La maggiore visibilità sul mercato di CAMAL ha persino attirato esperti e compratori di caffè internazionali come David Roche del Coffee Quality Institute negli Usa, e di Craig Holt della Atlas Coffee Importers. Il Coffee Quality Institute è un’organizzazione no profit che lavora per migliorare la qualità del caffè nel mondo.

Roche e Holt hanno incontrato di recente i produttori di caffè del Malawi.

L’iniziativa di CAMAL punta a migliorare le esportazioni, e quindi lo scambio con l’estero, incrementando al tempo stesso i profitti dei produttori di caffè.

Come i produttori di altri paesi africani, i produttori del Malawi temono di dover fare i conti con barriere non tariffarie potenzialmente dannose imposte dall’Unione europea (Ue).

Secondo alcuni ambientalisti europei, trasportare prodotti da vendere in altri paesi per via aerea produce inquinamento, e perciò danneggia l’ambiente. Questo potrebbe vanificare gli sforzi del Malawi di aprire nuovi mercati per il suo prodotto.

CAMAL sta perciò lavorando anche a stretto contatto con altri nove paesi (Burundi, Etiopia, Kenya, Ruanda, Sud Africa, Tanzania, Uganda, Zambia e Zimbabwe) per poter commercializzare il caffè a livello globale nonostante le eventuali barriere poste dall’Ue.

I paesi africani stanno combattendo le sfide su un unico fronte attraverso l'organizzazione Eastern African Fine Coffees Association (EAFCA). In una recente visita, il direttore esecutivo di EAFCA, Philip Gitao, ha elogiato i produttori di caffè locali per il loro impegno a lavorare insieme.
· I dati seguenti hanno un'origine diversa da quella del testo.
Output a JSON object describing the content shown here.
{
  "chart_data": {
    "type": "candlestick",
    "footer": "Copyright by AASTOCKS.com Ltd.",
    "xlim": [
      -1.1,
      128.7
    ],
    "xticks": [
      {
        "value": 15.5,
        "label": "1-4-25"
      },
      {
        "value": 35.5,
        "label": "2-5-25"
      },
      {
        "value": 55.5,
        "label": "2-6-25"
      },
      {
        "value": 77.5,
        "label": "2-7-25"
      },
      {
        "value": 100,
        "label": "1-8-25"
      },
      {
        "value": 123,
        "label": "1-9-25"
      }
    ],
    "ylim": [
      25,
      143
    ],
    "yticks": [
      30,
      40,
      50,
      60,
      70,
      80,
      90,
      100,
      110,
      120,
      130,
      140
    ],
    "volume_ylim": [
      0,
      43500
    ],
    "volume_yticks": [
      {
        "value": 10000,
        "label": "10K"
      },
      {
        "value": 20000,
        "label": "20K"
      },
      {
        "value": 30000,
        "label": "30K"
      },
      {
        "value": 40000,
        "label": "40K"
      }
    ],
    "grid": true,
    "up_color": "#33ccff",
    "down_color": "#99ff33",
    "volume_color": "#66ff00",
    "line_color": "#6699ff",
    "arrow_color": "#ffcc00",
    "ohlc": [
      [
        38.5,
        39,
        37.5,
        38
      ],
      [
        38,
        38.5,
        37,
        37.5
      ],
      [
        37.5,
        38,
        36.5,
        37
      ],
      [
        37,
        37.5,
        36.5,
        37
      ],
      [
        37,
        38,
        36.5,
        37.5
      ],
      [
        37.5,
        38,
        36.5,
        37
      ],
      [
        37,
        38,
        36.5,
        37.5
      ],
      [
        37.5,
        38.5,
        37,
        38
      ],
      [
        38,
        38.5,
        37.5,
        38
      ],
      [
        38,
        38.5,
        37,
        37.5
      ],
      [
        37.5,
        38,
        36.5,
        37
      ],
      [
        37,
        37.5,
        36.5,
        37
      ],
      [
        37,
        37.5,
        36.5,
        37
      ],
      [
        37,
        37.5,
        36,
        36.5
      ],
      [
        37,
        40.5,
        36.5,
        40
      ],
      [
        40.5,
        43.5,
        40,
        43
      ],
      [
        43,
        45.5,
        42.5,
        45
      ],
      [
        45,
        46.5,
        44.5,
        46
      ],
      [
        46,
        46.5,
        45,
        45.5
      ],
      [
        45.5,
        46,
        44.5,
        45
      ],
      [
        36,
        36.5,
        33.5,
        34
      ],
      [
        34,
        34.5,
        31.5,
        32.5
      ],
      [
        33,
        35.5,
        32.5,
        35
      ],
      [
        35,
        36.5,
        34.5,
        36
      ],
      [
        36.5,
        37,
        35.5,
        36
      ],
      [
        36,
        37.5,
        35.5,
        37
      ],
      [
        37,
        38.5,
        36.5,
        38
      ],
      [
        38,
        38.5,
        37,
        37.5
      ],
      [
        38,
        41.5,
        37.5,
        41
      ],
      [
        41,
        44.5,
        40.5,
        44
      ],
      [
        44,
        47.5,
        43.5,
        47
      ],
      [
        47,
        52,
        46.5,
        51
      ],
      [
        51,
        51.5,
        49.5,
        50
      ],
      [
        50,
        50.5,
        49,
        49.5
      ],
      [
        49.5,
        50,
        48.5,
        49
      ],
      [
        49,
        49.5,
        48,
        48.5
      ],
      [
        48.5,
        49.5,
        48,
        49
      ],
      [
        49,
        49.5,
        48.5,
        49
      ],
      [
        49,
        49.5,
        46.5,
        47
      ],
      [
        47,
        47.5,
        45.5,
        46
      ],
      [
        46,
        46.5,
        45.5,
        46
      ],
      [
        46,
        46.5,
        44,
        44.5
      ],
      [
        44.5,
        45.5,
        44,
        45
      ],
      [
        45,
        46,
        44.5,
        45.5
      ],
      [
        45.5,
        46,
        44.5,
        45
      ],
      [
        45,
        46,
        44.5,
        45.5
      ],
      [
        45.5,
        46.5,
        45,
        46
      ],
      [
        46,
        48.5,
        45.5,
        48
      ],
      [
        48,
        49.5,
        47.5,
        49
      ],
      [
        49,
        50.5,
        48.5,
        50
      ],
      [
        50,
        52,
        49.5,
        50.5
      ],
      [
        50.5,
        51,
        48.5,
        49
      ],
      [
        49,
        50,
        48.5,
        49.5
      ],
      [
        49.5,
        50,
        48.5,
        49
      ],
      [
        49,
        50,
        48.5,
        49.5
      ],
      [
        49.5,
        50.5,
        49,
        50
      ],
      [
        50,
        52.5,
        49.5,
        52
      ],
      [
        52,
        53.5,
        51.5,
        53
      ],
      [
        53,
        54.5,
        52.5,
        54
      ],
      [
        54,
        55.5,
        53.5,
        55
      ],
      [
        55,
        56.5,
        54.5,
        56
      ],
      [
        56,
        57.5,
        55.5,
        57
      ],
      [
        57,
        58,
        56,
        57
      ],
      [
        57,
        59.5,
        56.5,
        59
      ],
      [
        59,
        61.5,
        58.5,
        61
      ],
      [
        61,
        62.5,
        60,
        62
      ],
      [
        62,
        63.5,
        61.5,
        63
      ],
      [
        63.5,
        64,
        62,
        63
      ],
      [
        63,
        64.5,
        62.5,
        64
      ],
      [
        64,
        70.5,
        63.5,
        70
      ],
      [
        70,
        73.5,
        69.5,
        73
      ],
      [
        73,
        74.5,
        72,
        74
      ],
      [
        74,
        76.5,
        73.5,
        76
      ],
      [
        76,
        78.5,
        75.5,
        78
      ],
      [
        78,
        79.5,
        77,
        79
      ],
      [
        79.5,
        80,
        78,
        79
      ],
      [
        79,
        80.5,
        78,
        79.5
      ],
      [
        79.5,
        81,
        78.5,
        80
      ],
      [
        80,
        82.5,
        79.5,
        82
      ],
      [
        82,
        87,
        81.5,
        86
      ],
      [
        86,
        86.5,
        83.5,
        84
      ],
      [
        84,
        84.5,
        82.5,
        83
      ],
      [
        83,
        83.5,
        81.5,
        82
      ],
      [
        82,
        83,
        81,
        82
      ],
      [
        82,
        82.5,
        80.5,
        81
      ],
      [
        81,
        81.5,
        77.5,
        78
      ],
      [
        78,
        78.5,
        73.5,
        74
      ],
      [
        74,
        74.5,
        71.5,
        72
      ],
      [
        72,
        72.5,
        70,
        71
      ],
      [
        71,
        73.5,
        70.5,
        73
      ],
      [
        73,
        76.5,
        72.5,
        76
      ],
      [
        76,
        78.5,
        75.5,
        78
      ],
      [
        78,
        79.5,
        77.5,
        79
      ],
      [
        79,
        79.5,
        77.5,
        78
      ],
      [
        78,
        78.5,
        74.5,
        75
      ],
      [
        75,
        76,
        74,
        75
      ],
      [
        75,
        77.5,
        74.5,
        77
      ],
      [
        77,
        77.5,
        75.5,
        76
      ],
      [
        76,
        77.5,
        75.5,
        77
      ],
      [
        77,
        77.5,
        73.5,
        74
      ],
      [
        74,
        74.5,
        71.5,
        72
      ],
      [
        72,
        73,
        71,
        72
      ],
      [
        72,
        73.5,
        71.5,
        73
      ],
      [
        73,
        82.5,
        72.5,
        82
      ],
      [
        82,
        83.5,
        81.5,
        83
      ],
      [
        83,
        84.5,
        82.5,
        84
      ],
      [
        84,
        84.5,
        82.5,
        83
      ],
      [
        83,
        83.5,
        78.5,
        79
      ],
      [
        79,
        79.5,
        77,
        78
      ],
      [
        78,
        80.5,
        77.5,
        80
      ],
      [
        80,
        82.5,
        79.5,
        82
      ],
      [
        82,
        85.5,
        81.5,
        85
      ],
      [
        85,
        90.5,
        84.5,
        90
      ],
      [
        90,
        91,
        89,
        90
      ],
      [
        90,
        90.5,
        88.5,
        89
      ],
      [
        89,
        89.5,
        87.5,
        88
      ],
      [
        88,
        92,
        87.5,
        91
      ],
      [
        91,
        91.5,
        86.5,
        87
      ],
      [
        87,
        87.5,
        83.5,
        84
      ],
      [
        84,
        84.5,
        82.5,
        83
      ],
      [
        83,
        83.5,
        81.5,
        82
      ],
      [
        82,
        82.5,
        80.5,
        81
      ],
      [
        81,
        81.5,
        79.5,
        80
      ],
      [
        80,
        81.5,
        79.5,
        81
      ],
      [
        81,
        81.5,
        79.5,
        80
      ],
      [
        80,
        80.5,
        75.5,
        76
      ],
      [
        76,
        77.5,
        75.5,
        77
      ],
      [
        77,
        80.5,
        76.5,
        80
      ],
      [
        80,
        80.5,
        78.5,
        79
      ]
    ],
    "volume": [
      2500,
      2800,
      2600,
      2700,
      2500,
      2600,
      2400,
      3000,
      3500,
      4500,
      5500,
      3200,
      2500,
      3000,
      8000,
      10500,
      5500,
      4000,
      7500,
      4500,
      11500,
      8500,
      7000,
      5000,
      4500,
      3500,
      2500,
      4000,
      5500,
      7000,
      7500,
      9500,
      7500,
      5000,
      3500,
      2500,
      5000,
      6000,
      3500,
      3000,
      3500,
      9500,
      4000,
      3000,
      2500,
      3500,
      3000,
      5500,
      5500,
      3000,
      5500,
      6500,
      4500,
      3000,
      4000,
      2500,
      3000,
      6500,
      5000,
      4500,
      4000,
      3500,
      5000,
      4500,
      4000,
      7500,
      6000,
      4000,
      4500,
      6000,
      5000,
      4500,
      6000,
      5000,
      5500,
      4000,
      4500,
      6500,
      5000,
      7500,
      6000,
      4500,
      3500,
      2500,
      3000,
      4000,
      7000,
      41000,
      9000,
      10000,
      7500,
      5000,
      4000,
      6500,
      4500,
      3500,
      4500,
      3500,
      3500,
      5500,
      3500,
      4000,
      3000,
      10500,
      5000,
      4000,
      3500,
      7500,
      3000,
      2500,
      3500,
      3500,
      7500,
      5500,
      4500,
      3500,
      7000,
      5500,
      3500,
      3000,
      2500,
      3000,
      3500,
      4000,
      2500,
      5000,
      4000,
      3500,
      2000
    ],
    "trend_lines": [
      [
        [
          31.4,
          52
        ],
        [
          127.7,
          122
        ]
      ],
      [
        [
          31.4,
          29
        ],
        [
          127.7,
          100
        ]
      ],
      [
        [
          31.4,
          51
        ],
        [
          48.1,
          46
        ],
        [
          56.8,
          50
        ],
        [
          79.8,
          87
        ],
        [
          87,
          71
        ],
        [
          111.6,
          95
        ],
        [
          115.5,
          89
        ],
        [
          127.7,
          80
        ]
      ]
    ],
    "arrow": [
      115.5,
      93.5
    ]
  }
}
Gitao ha partecipato al concorso “Test of Harvest”, volta ad incoraggiare i coltivatori a produrre un caffè in grado di competere sul mercato internazionale. Il vincitore del concorso ha ricevuto una piena sponsorizzazione per utilizzare i laboratori di Ginevra, Svizzera. L’unione cooperativa dei coltivatori di caffè di Mzuzu ha conquistato i primi due posti.